Fresh out of the Police Academy, the city’s newest cops packed into the Apollo Theater in Harlem Tuesday for a lesson on cultural diversity and policing.
For the more than 1,500 officers who graduated from the academy last week, Tuesday’s panel-led discussion was the last bit of required curriculum before they hit the streets for their first assignment: securing Times Square during New Year’s Eve festivities.
For panel members, including the Rev. Al Sharpton and city Housing Authority board member Margarita Lopez, it was an opportunity to talk with the newest Finest about ways to improve the NYPD’s relationship with the community.

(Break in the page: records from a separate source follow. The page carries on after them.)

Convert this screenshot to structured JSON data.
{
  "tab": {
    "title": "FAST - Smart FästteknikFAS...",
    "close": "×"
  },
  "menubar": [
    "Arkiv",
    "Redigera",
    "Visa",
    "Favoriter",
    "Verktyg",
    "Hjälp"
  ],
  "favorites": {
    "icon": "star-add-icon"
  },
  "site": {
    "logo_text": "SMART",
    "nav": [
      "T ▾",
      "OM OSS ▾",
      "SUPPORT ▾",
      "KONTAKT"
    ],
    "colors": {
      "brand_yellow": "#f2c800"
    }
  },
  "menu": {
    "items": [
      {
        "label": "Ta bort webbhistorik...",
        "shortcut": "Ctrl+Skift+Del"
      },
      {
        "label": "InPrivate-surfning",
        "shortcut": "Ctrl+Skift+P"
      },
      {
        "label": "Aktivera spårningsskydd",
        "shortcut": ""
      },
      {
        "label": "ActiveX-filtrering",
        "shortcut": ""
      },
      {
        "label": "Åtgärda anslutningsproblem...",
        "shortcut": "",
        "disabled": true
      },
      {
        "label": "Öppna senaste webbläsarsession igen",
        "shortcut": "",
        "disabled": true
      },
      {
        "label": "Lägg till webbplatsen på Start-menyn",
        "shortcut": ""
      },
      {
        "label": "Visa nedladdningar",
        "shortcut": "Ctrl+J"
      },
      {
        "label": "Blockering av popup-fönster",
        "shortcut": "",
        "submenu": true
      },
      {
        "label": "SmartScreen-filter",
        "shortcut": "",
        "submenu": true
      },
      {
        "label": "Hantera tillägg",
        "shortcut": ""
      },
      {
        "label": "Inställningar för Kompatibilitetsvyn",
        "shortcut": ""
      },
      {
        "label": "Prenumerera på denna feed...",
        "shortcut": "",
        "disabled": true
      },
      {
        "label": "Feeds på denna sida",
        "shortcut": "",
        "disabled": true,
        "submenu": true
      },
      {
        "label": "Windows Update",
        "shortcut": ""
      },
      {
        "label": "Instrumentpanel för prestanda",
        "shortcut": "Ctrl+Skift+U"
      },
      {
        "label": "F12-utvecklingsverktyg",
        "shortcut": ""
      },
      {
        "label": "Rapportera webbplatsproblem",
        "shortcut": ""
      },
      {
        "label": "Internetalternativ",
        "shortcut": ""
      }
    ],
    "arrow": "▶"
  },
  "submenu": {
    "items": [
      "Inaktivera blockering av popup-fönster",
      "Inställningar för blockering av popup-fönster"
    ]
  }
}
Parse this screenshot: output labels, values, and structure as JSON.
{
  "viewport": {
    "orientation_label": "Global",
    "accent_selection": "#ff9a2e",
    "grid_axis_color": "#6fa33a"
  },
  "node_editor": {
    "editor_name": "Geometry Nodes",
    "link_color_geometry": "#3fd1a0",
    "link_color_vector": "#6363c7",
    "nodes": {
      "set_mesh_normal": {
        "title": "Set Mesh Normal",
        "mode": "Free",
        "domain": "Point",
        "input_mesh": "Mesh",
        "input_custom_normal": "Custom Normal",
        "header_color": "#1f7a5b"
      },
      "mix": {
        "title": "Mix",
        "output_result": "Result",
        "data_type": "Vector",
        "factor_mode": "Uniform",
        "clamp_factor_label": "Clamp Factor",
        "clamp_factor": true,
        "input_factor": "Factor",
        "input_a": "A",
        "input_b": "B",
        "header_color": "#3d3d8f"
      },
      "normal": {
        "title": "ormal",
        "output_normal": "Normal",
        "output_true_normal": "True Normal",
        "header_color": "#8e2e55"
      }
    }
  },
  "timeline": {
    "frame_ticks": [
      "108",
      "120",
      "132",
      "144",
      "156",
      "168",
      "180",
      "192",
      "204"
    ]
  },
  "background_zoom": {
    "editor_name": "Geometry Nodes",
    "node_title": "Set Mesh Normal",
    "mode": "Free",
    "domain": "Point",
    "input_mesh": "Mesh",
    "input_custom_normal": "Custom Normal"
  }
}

Sharpton said most people are not “anti-police” but rather “anti-police misconduct, anti-police brutality.”
The panel–which was moderated by radio personality Mark Riley–grazed over a handful of subjects that included stop-and-frisk procedures, respect for civilians and abuse of power.
“There’s always going to be some tension, always going to be some friction,” NYPD Commissioner Raymond Kelly told reporters before the forum. “But generally speaking, I think our relations are good, but we strive to make them better.”
The Rev. Herbert Daughtry, a member of the panel, said the discussion can help prepare the new cops for the raw aspect of life they will encounter while working the beat.
“It’s a noble profession, protecting the people, caring for the people,” he said. “They will be dealing with the ugliest, meanest and nastiest part of humanity–and it will be difficult to sustain their original aspirations.”